Babalara açık mektup
Sevgili babalar,
Kadın ve erkek olarak uyku denilen süreç boyunca farklı sesleri duymaya kodlandığımızı artık biliyoruz. Fakat rica ediyoruz, bu gerçeği gözümüze sokmayın. Sizin gece mışıl mışıl uyumuş olmanız, bizim de aynı mışıllıkta uyuduğumuz anlamına gelmiyor. Biz muhtemelen ya emzirmek, ya bebeğin üzeri açıldı mı diye bakmak, ya çocuğu tuvalete kaldırmak, bunların hiçbiri olmuyorsa da Niye böyle deliksiz uyuyor, bir şey mi oldu, nefes mi alamadı??? diye evham yapmak üzere gecede sekiz kere falan kalkıyoruz.

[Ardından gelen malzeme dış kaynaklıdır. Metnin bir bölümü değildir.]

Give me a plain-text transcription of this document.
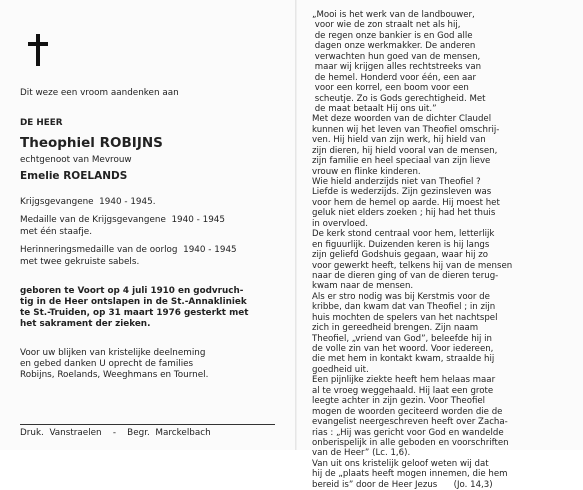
Dit weze een vroom aandenken aan
DE HEER
Theophiel ROBIJNS
echtgenoot van Mevrouw
Emelie ROELANDS
Krijgsgevangene  1940 - 1945.
Medaille van de Krijgsgevangene  1940 - 1945
met één staafje.
Herinneringsmedaille van de oorlog  1940 - 1945
met twee gekruiste sabels.
geboren te Voort op 4 juli 1910 en godvruch-
tig in de Heer ontslapen in de St.-Annakliniek
te St.-Truiden, op 31 maart 1976 gesterkt met
het sakrament der zieken.
Voor uw blijken van kristelijke deelneming
en gebed danken U oprecht de families
Robijns, Roelands, Weeghmans en Tournel.
Druk.  Vanstraelen    -    Begr.  Marckelbach
„Mooi is het werk van de landbouwer,
voor wie de zon straalt net als hij,
de regen onze bankier is en God alle
dagen onze werkmakker. De anderen
verwachten hun goed van de mensen,
maar wij krijgen alles rechtstreeks van
de hemel. Honderd voor één, een aar
voor een korrel, een boom voor een
scheutje. Zo is Gods gerechtigheid. Met
de maat betaalt Hij ons uit.”
Met deze woorden van de dichter Claudel
kunnen wij het leven van Theofiel omschrij-
ven. Hij hield van zijn werk, hij hield van
zijn dieren, hij hield vooral van de mensen,
zijn familie en heel speciaal van zijn lieve
vrouw en flinke kinderen.
Wie hield anderzijds niet van Theofiel ?
Liefde is wederzijds. Zijn gezinsleven was
voor hem de hemel op aarde. Hij moest het
geluk niet elders zoeken ; hij had het thuis
in overvloed.
De kerk stond centraal voor hem, letterlijk
en figuurlijk. Duizenden keren is hij langs
zijn geliefd Godshuis gegaan, waar hij zo
voor gewerkt heeft, telkens hij van de mensen
naar de dieren ging of van de dieren terug-
kwam naar de mensen.
Als er stro nodig was bij Kerstmis voor de
kribbe, dan kwam dat van Theofiel ; in zijn
huis mochten de spelers van het nachtspel
zich in gereedheid brengen. Zijn naam
Theofiel, „vriend van God”, beleefde hij in
de volle zin van het woord. Voor iedereen,
die met hem in kontakt kwam, straalde hij
goedheid uit.
Een pijnlijke ziekte heeft hem helaas maar
al te vroeg weggehaald. Hij laat een grote
leegte achter in zijn gezin. Voor Theofiel
mogen de woorden geciteerd worden die de
evangelist neergeschreven heeft over Zacha-
rias : „Hij was gericht voor God en wandelde
onberispelijk in alle geboden en voorschriften
van de Heer” (Lc. 1,6).
Van uit ons kristelijk geloof weten wij dat
hij de „plaats heeft mogen innemen, die hem
bereid is” door de Heer Jezus      (Jo. 14,3)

Eve geldiğiniz saat çok kritik. Mümkünse çocukların yatma saatinden en az bir saat önce geliniz. Akşam yemeğinde evde olmanız tercih sebebidir. Her ne kadar uzmanlar akşam yemeğini birlikte yemenin mutlu aile tablosu açısından önemli olduğunu söylese de, bunun altında asıl yatan sebep akşam saatlerinde annenin tükenmekte olan sabrını destekleyebilmeniz. Dolayısıyla yemek yerken çocuklara yardımcı olmanız, yemekten hemen sonra onları bizim üzerimizden almanız neredeyse hayati önem taşıyor.

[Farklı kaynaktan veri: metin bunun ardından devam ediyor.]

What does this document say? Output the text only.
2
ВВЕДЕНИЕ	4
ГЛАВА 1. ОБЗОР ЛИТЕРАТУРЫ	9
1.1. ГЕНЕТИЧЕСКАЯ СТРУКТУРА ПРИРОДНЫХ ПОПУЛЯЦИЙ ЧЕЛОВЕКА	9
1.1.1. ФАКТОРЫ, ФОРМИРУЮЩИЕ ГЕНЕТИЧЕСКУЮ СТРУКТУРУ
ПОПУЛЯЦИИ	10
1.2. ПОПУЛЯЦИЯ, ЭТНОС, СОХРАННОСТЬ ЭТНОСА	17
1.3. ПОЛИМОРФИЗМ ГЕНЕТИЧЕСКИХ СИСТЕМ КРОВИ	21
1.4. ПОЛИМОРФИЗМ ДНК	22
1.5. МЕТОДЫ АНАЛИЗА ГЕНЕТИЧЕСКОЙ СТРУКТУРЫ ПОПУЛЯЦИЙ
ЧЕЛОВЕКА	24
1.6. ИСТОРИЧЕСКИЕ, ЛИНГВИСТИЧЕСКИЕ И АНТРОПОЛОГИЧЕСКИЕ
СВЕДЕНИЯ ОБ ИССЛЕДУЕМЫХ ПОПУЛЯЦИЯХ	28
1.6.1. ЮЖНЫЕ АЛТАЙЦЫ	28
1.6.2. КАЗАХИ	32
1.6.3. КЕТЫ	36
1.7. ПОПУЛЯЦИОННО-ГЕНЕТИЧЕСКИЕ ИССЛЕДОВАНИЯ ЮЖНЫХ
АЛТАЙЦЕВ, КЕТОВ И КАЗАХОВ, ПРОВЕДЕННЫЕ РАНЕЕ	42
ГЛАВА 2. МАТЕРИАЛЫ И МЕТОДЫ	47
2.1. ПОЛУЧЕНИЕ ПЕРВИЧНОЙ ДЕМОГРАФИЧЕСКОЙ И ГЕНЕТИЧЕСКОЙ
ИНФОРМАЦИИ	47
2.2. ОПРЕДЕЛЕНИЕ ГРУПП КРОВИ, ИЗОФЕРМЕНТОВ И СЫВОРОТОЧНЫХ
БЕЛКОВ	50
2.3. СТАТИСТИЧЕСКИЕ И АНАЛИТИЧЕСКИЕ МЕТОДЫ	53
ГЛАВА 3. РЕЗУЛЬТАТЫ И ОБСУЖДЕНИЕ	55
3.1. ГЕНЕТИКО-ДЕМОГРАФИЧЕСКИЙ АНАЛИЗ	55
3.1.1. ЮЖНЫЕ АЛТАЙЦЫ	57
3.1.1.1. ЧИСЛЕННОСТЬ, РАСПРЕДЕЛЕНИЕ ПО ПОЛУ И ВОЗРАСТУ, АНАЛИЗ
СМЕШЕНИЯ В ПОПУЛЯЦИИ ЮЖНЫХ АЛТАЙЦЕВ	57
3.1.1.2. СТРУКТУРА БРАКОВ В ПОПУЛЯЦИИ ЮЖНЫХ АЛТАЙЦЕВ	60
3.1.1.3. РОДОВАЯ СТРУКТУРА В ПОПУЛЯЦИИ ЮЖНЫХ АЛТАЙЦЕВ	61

Eğer erken gelemiyorsanız, haftada en az bir, en fazla iki gün oldukça geç gelmeniz ikimiz için de en hayırlısı. Hatta geç geldiğiniz akşamları -varsa- bizlerin dizi seyrettiğimiz akşamlara denk getirmeniz hepimiz için en iyisi; sonra niye Kıvançı seyrettindi, niye Sülümana baktındı diye arıza çıkmasın.

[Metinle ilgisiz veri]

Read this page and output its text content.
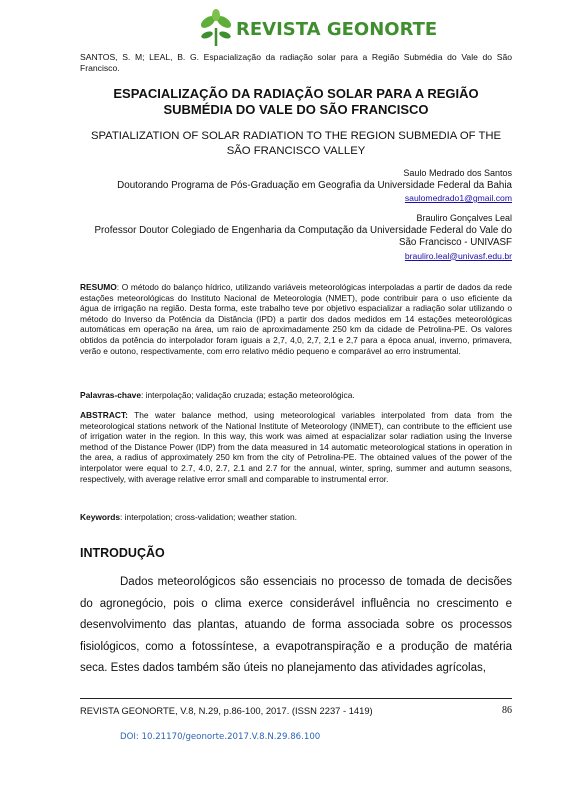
REVISTA GEONORTE
SANTOS, S. M; LEAL, B. G. Espacialização da radiação solar para a Região Submédia do Vale do São Francisco.
ESPACIALIZAÇÃO DA RADIAÇÃO SOLAR PARA A REGIÃO SUBMÉDIA DO VALE DO SÃO FRANCISCO
SPATIALIZATION OF SOLAR RADIATION TO THE REGION SUBMEDIA OF THE SÃO FRANCISCO VALLEY
Saulo Medrado dos Santos
Doutorando Programa de Pós-Graduação em Geografia da Universidade Federal da Bahia
saulomedrado1@gmail.com
Brauliro Gonçalves Leal
Professor Doutor Colegiado de Engenharia da Computação da Universidade Federal do Vale do São Francisco - UNIVASF
brauliro.leal@univasf.edu.br
RESUMO: O método do balanço hídrico, utilizando variáveis meteorológicas interpoladas a partir de dados da rede estações meteorológicas do Instituto Nacional de Meteorologia (NMET), pode contribuir para o uso eficiente da água de irrigação na região. Desta forma, este trabalho teve por objetivo espacializar a radiação solar utilizando o método do Inverso da Potência da Distância (IPD) a partir dos dados medidos em 14 estações meteorológicas automáticas em operação na área, um raio de aproximadamente 250 km da cidade de Petrolina-PE. Os valores obtidos da potência do interpolador foram iguais a 2,7, 4,0, 2,7, 2,1 e 2,7 para a época anual, inverno, primavera, verão e outono, respectivamente, com erro relativo médio pequeno e comparável ao erro instrumental.
Palavras-chave: interpolação; validação cruzada; estação meteorológica.
ABSTRACT: The water balance method, using meteorological variables interpolated from data from the meteorological stations network of the National Institute of Meteorology (INMET), can contribute to the efficient use of irrigation water in the region. In this way, this work was aimed at espacializar solar radiation using the Inverse method of the Distance Power (IDP) from the data measured in 14 automatic meteorological stations in operation in the area, a radius of approximately 250 km from the city of Petrolina-PE. The obtained values of the power of the interpolator were equal to 2.7, 4.0, 2.7, 2.1 and 2.7 for the annual, winter, spring, summer and autumn seasons, respectively, with average relative error small and comparable to instrumental error.
Keywords: interpolation; cross-validation; weather station.
INTRODUÇÃO
Dados meteorológicos são essenciais no processo de tomada de decisões do agronegócio, pois o clima exerce considerável influência no crescimento e desenvolvimento das plantas, atuando de forma associada sobre os processos fisiológicos, como a fotossíntese, a evapotranspiração e a produção de matéria seca. Estes dados também são úteis no planejamento das atividades agrícolas,
REVISTA GEONORTE, V.8, N.29, p.86-100, 2017. (ISSN 2237 - 1419)	86
DOI: 10.21170/geonorte.2017.V.8.N.29.86.100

Özetle, annelerin mesaisi çocukların yatmasıyla birlikte sona eriyor. Çocukların yatma saatinde destek olamıyorsanız, onlar yattıktan yarım saat sonra Ben geldiiiim! Hanimiş benim yemeğim? şeklinde köstek olmamanız önemli rica olunur.
Akşam eve gelen baba umduğunu değil, bulduğunu yer. Herkes için ayrı menü hazırlamaktan mesul değiliz. Genellikle haftalık besin dengesini göz önünde tutarak, bazı günler et, bazı günler sebze, bazı günler baklagil yığılması olabiliyor. Evdeki yemeği beğenmiyorsanız kendi sandviçinizi hazırlamaktan kendiniz sorumlusunuz.
Çocukla çocuk olmayınız. Daha doğrusu, evde yeterince çocuk varken bir de siz bağırıp çağırarak, hoplayıp zıplayarak, koltukların minderleriyle atçılık oynayarak sapıtmayınız. Çocuklarla oynamak isteyen dağılan evi de kendi toplar. Yatma saatinden önce hoplayıp zıplamaya karar verdiyseniz çocukları sakinleştirmenin de sizin göreviniz olduğunu unutmayınız.
Pazar günleri yemek yapmak istemiyorumun anlamı Öğlen yemeğe çıkalımdır. Olmadı, Dışarıdan kebap söyleyelim de olabilir. Ancak kesinlikle Sen balık al, ben pişireyim değildir. Lütfen farklı taktikler denemeyiniz, tuhaf tekliflerde bulunmayınız. Pazar günü yemek pişirmek istemiyoruz. Nokta.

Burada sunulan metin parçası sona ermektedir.